Это произошло, когда он несколько раз пересаживался из поезда в поезд – он перескакивал туда и сюда, вокруг все равно был Берлин, и вдруг механический голос произнес нечто такое, от чего сердце резко скакнуло, как шарик-растягайчик, – был такой шарик на резинке во времена его детства, и пошло себе прыгать, увеличивая амплитуду, но он все равно не верил ушам, он продолжал не верить ушам, а глаза уже прочитали: CHARLOTTENBURG. "Этого не может быть", – машинально прошептал он по-русски, и ударил себя, сидящего, кулаком по колену, и вскочил, и вылетел на платформу, подбежав к стене (испещренной надписями, типичными для таких мест, то есть содержащими резкую критику правительства – и вполне формальные призывы к соитиям), подбежав к первой попавшейся стене, заслонившись собственной спиной, он разрыдался – и одновременно со всем этим гремел вальс – не марш, потому что привычка подсказывает именно это – нет, это был именно вальс – он взорвался, когда показалась надпись CHARLOTTENBURG, и он гремел. А сквозь эту музыку (кто-то играл на большой электронной установке) звучал – уже только в его ушах, только для него, только ему, одному, голос без звука – как это бывает, когда внутренним зрением ясно видишь строки: "Вы живете в каких же краях?" – "А в
Шарлоттенбурге". – "Ну, это не слишком близко. Пешком?" – "Пешком, пешком. Кажется, мне тут нужно…" – "Да, вам направо, мне напрямик"

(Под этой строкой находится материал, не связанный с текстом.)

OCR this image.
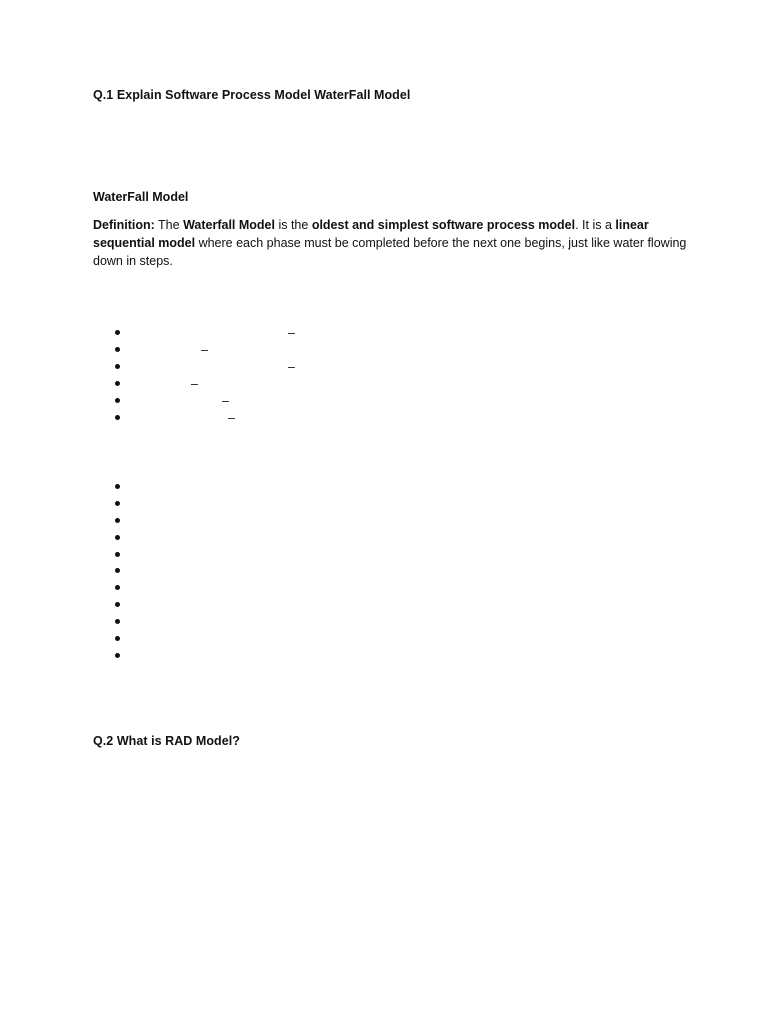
Q.1 Explain Software Process Model WaterFall Model
WaterFall Model
Definition: The Waterfall Model is the oldest and simplest software process model. It is a linear sequential model where each phase must be completed before the next one begins, just like water flowing down in steps.
–
–
–
–
–
–
Q.2 What is RAD Model?
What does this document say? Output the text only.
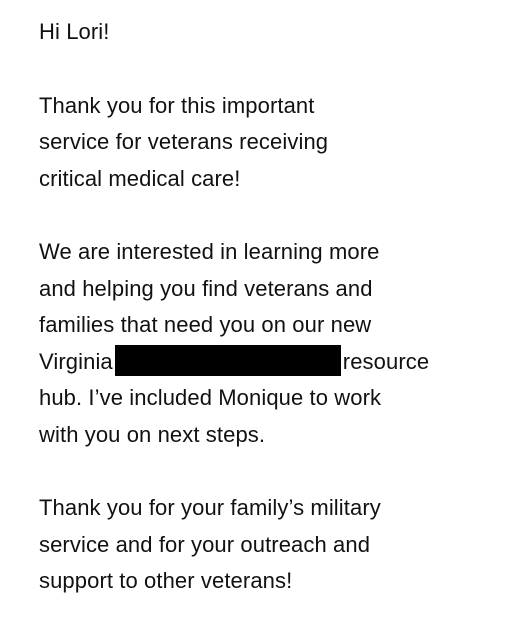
Hi Lori!

Thank you for this important
service for veterans receiving
critical medical care!

We are interested in learning more
and helping you find veterans and
families that need you on our new
Virginia	resource
hub. I’ve included Monique to work
with you on next steps.

Thank you for your family’s military
service and for your outreach and
support to other veterans!
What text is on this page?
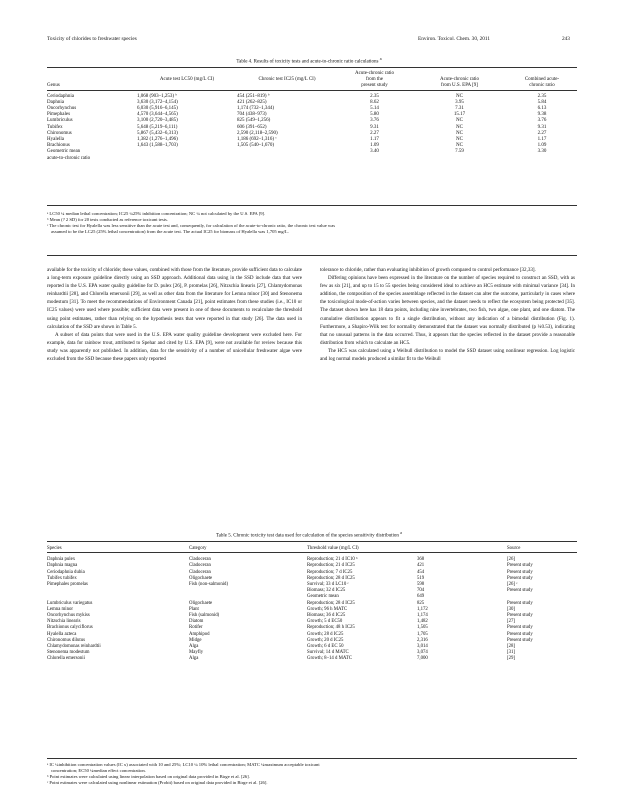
Toxicity of chlorides to freshwater species	Environ. Toxicol. Chem. 30, 2011	243
Table 4. Results of toxicity tests and acute-to-chronic ratio calculations $^a$
			Acute-chronic ratio		
	Acute test LC50 (mg/L CI)	Chronic test IC25 (mg/L CI)	from the	Acute-chronic ratio	Combined acute-
Genus			present study	from U.S. EPA [9]	chronic ratio

Ceriodaphnia	1,068 (903–1,253) ᵇ	454 (251–819) ᵇ	2.35	NC	2.35
Daphnia	3,630 (3,172–4,154)	421 (262–825)	8.62	3.95	5.84
Oncorhynchus	6,030 (5,916–6,145)	1,174 (732–1,344)	5.14	7.31	6.13
Pimephales	4,570 (3,644–4,565)	704 (438–973)	5.80	15.17	9.38
Lumbriculus	3,100 (2,720–3,485)	825 (549–1,256)	3.76	NC	3.76
Tubifex	5,648 (5,219–6,111)	606 (391–652)	9.31	NC	9.31
Chironomus	5,867 (5,432–6,313)	2,590 (2,118–2,590)	2.27	NC	2.27
Hyalella	1,382 (1,276–1,496)	1,186 (692–1,316) ᶜ	1.17	NC	1.17
Brachionus	1,643 (1,588–1,703)	1,505 (540–1,670)	1.09	NC	1.09
Geometric mean			3.40	7.59	3.30
acute-to-chronic ratio					
ᵃ LC50 ¼ median lethal concentration; IC25 ¼25% inhibition concentration; NC ¼ not calculated by the U.S. EPA [9].
ᵇ Mean (? 2 SD) for 20 tests conducted as reference toxicant tests.
ᶜ The chronic test for Hyalella was less sensitive than the acute test and, consequently, for calculation of the acute-to-chronic ratio, the chronic test value was
assumed to be the LC25 (25% lethal concentration) from the acute test. The actual IC25 for biomass of Hyalella was 1,705 mg/L.

available for the toxicity of chloride; these values, combined with those from the literature, provide sufficient data to calculate a long-term exposure guideline directly using an SSD approach. Additional data using in the SSD include data that were reported in the U.S. EPA water quality guideline for D. pulex [26], P. promelas [26], Nitzschia linearis [27], Chlamydomonas reinhardtii [28], and Chlorella emersonii [29], as well as other data from the literature for Lemna minor [30] and Stenonema modestum [31]. To meet the recommendations of Environment Canada [21], point estimates from these studies (i.e., IC10 or IC25 values) were used where possible; sufficient data were present in one of these documents to recalculate the threshold using point estimates, rather than relying on the hypothesis tests that were reported in that study [26]. The data used in calculation of the SSD are shown in Table 5.

A subset of data points that were used in the U.S. EPA water quality guideline development were excluded here. For example, data for rainbow trout, attributed to Spehar and cited by U.S. EPA [9], were not available for review because this study was apparently not published. In addition, data for the sensitivity of a number of unicellular freshwater algae were excluded from the SSD because these papers only reported

tolerance to chloride, rather than evaluating inhibition of growth compared to control performance [32,33].

Differing opinions have been expressed in the literature on the number of species required to construct an SSD, with as few as six [21], and up to 15 to 55 species being considered ideal to achieve an HC5 estimate with minimal variance [34]. In addition, the composition of the species assemblage reflected in the dataset can alter the outcome, particularly in cases where the toxicological mode-of-action varies between species, and the dataset needs to reflect the ecosystem being protected [35]. The dataset shown here has 18 data points, including nine invertebrates, two fish, two algae, one plant, and one diatom. The cumulative distribution appears to fit a single distribution, without any indication of a bimodal distribution (Fig. 1). Furthermore, a Shapiro-Wilk test for normality demonstrated that the dataset was normally distributed (p ¼0.53), indicating that no unusual patterns in the data occurred. Thus, it appears that the species reflected in the dataset provide a reasonable distribution from which to calculate an HC5.

The HC5 was calculated using a Weibull distribution to model the SSD dataset using nonlinear regression. Log logistic and log normal models produced a similar fit to the Weibull

Table 5. Chronic toxicity test data used for calculation of the species sensitivity distribution $^a$
Species	Category	Threshold value (mg/L CI)		Source

Daphnia pulex	Cladoceran	Reproduction; 21 d IC10 ᵇ	368	[26]
Daphnia magna	Cladoceran	Reproduction; 21 d IC25	421	Present study
Ceriodaphnia dubia	Cladoceran	Reproduction; 7 d IC25	454	Present study
Tubifex tubifex	Oligochaete	Reproduction; 28 d IC25	519	Present study
Pimephales promelas	Fish (non-salmonid)	Survival; 33 d LC10 ᶜ	598	[26] ᶜ
		Biomass; 32 d IC25	704	Present study
		Geometric mean	649	
Lumbriculus variegatus	Oligochaete	Reproduction; 28 d IC25	825	Present study
Lemna minor	Plant	Growth; 96 h MATC	1,172	[30]
Oncorhynchus mykiss	Fish (salmonid)	Biomass; 36 d IC25	1,174	Present study
Nitzschia linearis	Diatom	Growth; 5 d EC50	1,482	[27]
Brachionus calyciflorus	Rotifer	Reproduction; 48 h IC25	1,505	Present study
Hyalella azteca	Amphipod	Growth; 28 d IC25	1,705	Present study
Chironomus dilutus	Midge	Growth; 20 d IC25	2,316	Present study
Chlamydomonas reinhardtii	Alga	Growth; 6 d EC 50	3,014	[28]
Stenonema modestum	Mayfly	Survival; 14 d MATC	3,074	[31]
Chlorella emersonii	Alga	Growth; 8–14 d MATC	7,000	[29]
ᵃ IC ¼inhibition concentration values (IC x) associated with 10 and 25%; LC10 ¼ 10% lethal concentration; MATC ¼maximum acceptable toxicant
concentration; EC50 ¼median effect concentration.
ᵇ Point estimates were calculated using linear interpolation based on original data provided in Birge et al. [26].
ᶜ Point estimates were calculated using nonlinear estimation (Probit) based on original data provided in Birge et al. [26].
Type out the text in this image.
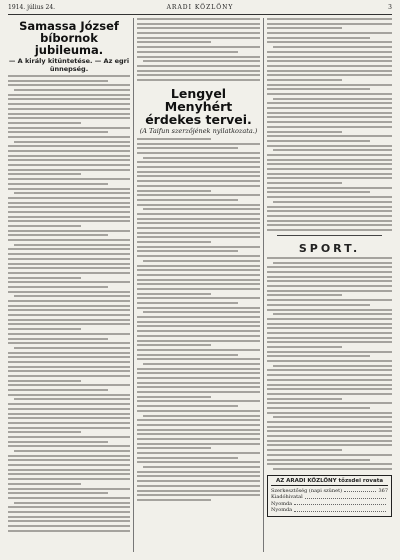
1914. július 24.	ARADI KÖZLÖNY	3
Samassa József bíbornok jubileuma.
— A király kitüntetése. — Az egri ünnepség.
Lengyel Menyhért érdekes tervei.
(A Taifun szerzőjének nyilatkozata.)
SPORT.
AZ ARADI KÖZLÖNY tőzsdei rovata
Szerkesztőség (napi szünet)	367
Kiadóhivatal
Nyomda
Nyomda
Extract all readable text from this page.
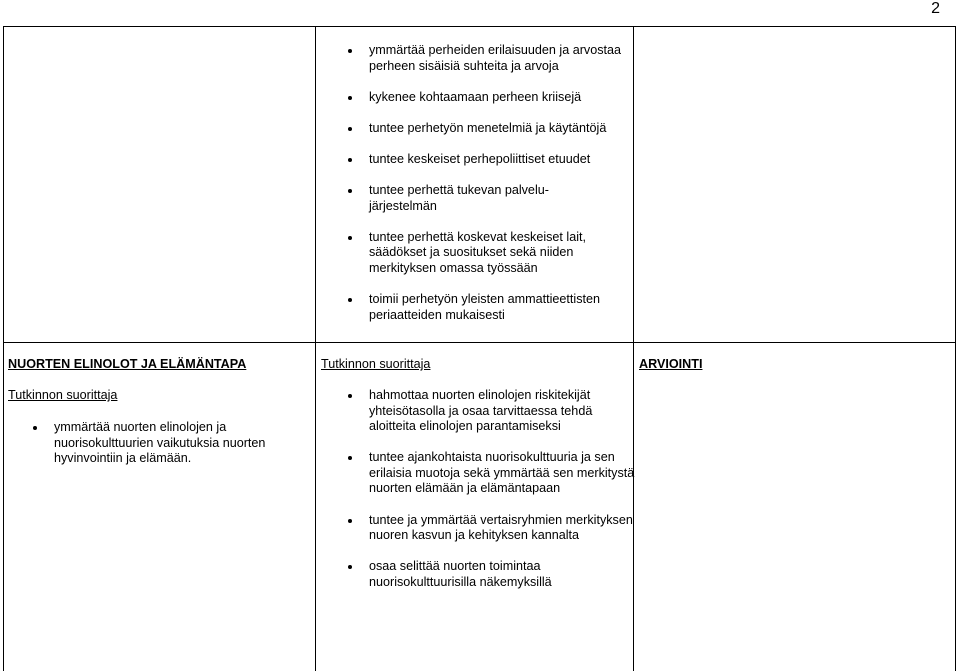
2
ymmärtää perheiden erilaisuuden ja arvostaa perheen sisäisiä suhteita ja arvoja
kykenee kohtaamaan perheen kriisejä
tuntee perhetyön menetelmiä ja käytäntöjä
tuntee keskeiset perhepoliittiset etuudet
tuntee perhettä tukevan palvelu-
järjestelmän
tuntee perhettä koskevat keskeiset lait, säädökset ja suositukset sekä niiden merkityksen omassa työssään
toimii perhetyön yleisten ammattieettisten periaatteiden mukaisesti
NUORTEN ELINOLOT JA ELÄMÄNTAPA	Tutkinnon suorittaja	ARVIOINTI
Tutkinnon suorittaja
ymmärtää nuorten elinolojen ja nuorisokulttuurien vaikutuksia nuorten hyvinvointiin ja elämään.
hahmottaa nuorten elinolojen riskitekijät yhteisötasolla ja osaa tarvittaessa tehdä aloitteita elinolojen parantamiseksi
tuntee ajankohtaista nuorisokulttuuria ja sen erilaisia muotoja sekä ymmärtää sen merkitystä nuorten elämään ja elämäntapaan
tuntee ja ymmärtää vertaisryhmien merkityksen nuoren kasvun ja kehityksen kannalta
osaa selittää nuorten toimintaa nuorisokulttuurisilla näkemyksillä
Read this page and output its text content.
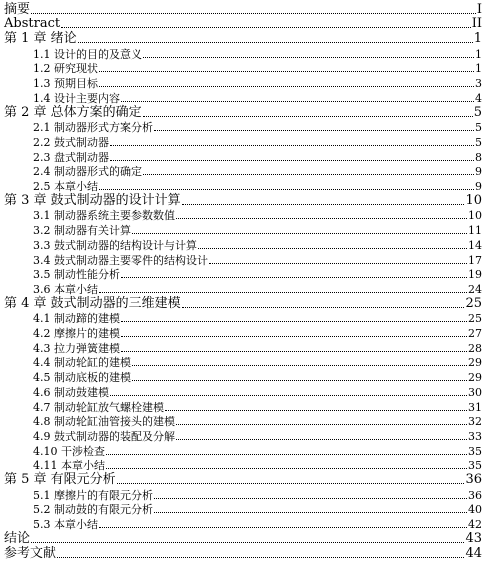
摘要	I
Abstract	II
第 1 章 绪论	1
1.1 设计的目的及意义	1
1.2 研究现状	1
1.3 预期目标	3
1.4 设计主要内容	4
第 2 章 总体方案的确定	5
2.1 制动器形式方案分析	5
2.2 鼓式制动器	5
2.3 盘式制动器	8
2.4 制动器形式的确定	9
2.5 本章小结	9
第 3 章 鼓式制动器的设计计算	10
3.1 制动器系统主要参数数值	10
3.2 制动器有关计算	11
3.3 鼓式制动器的结构设计与计算	14
3.4 鼓式制动器主要零件的结构设计	17
3.5 制动性能分析	19
3.6 本章小结	24
第 4 章 鼓式制动器的三维建模	25
4.1 制动蹄的建模	25
4.2 摩擦片的建模	27
4.3 拉力弹簧建模	28
4.4 制动轮缸的建模	29
4.5 制动底板的建模	29
4.6 制动鼓建模	30
4.7 制动轮缸放气螺栓建模	31
4.8 制动轮缸油管接头的建模	32
4.9 鼓式制动器的装配及分解	33
4.10 干涉检查	35
4.11 本章小结	35
第 5 章 有限元分析	36
5.1 摩擦片的有限元分析	36
5.2 制动鼓的有限元分析	40
5.3 本章小结	42
结论	43
参考文献	44
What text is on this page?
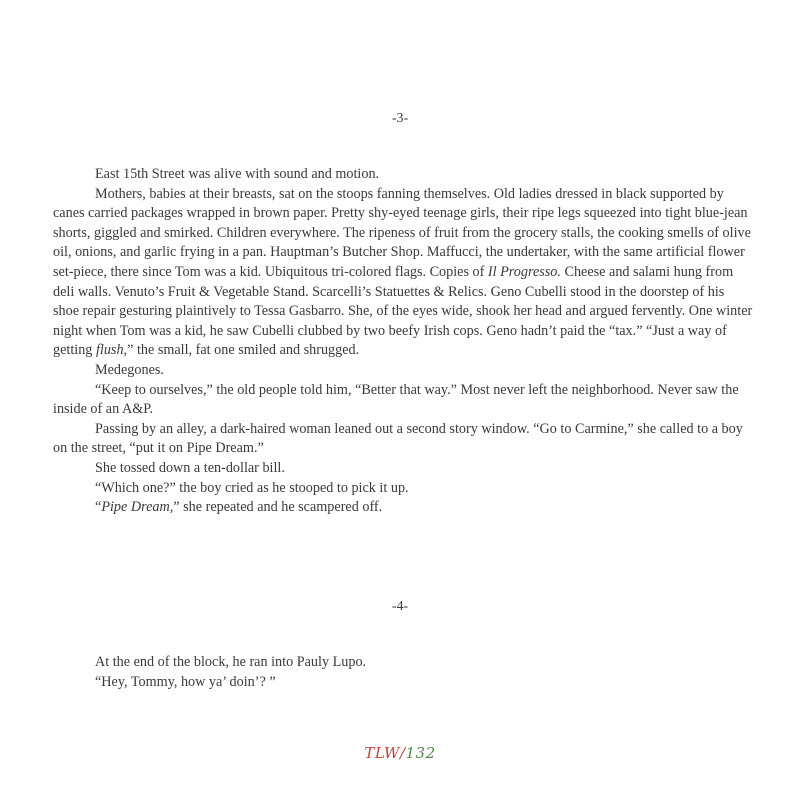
-3-

East 15th Street was alive with sound and motion.

Mothers, babies at their breasts, sat on the stoops fanning themselves. Old ladies dressed in black supported by canes carried packages wrapped in brown paper. Pretty shy-eyed teenage girls, their ripe legs squeezed into tight blue-jean shorts, giggled and smirked. Children everywhere. The ripeness of fruit from the grocery stalls, the cooking smells of olive oil, onions, and garlic frying in a pan. Hauptman’s Butcher Shop. Maffucci, the undertaker, with the same artificial flower set-piece, there since Tom was a kid. Ubiquitous tri-colored flags. Copies of Il Progresso. Cheese and salami hung from deli walls. Venuto’s Fruit & Vegetable Stand. Scarcelli’s Statuettes & Relics. Geno Cubelli stood in the doorstep of his shoe repair gesturing plaintively to Tessa Gasbarro. She, of the eyes wide, shook her head and argued fervently. One winter night when Tom was a kid, he saw Cubelli clubbed by two beefy Irish cops. Geno hadn’t paid the “tax.” “Just a way of getting flush,” the small, fat one smiled and shrugged.

Medegones.

“Keep to ourselves,” the old people told him, “Better that way.” Most never left the neighborhood. Never saw the inside of an A&P.

Passing by an alley, a dark-haired woman leaned out a second story window. “Go to Carmine,” she called to a boy on the street, “put it on Pipe Dream.”

She tossed down a ten-dollar bill.

“Which one?” the boy cried as he stooped to pick it up.

“Pipe Dream,” she repeated and he scampered off.

-4-

At the end of the block, he ran into Pauly Lupo.

“Hey, Tommy, how ya’ doin’? ”

TLW/132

(Годунов-Чердынцев – Кончееву.) Вальс продолжал греметь, уже внутри, у него в душе, когда, едва очухавшись и сев в поезд, он вдруг снова, впервые на немецком, то есть на языке, на котором это и должно быть произнесено, услышал слово, которое знал, казалось, всегда – ну, если не кривить душой, лет с тридцати, потому что предшествующие тому самиздатовские публикации он брезгливо и неукоснительно отвергал, – услышал слово и снова не поверил, пока в окно медленно не вплыла надпись – GRUNNEWALD. (Да-да, именно так: "После обеда в четверг, восемнадцатого, в восемнадцатую же годовщину смерти Олиного отца, они запаслись ставшим уже совсем толстым и самостоятельным револьвером и в легкую дырявую погоду (с влажным западным ветром и фиолетовой ржавчиной анютиных глазок во всех скверах) отправились на пятьдесят седьмом номере трамвая в Груневальд, чтобы там, в глухом месте леса, один за другим застрелиться". И еще: "Когда я по утрам приходил в этот лесной мир, образ которого я собственными средствами как бы приподнял над уровнем тех нехитрых воскресных впечатлений
(бумажная дрянь, толпа пикникующих), из которых состояло для берлинцев понятие Груневальд…") И от этого можно было сойти с ума – и его "сладкая затерянность" была уже под вопросом – он был анонимен, да, но не затерян – какое там затерян, когда станции
S-bahn'a^27 назывались словами его родных книг!
А вальс гремел, продолжал греметь – он гремел оглушительно, торжествующе, неумолимо, – идя на крещендо, уже невыносимое сердцу, – и это крещендо наконец вскричало – оргиастически, флейтой, – крещендо прорвало, казалось, стенки сердца и барабанные перепонки, когда в другом поезде (или в том же?) вдруг почему-то объявили название фильма, и это название само, словно афиша, вплыло в окно – BERLIN ALEXANDRPLATZ. Ох, это было уже слишком!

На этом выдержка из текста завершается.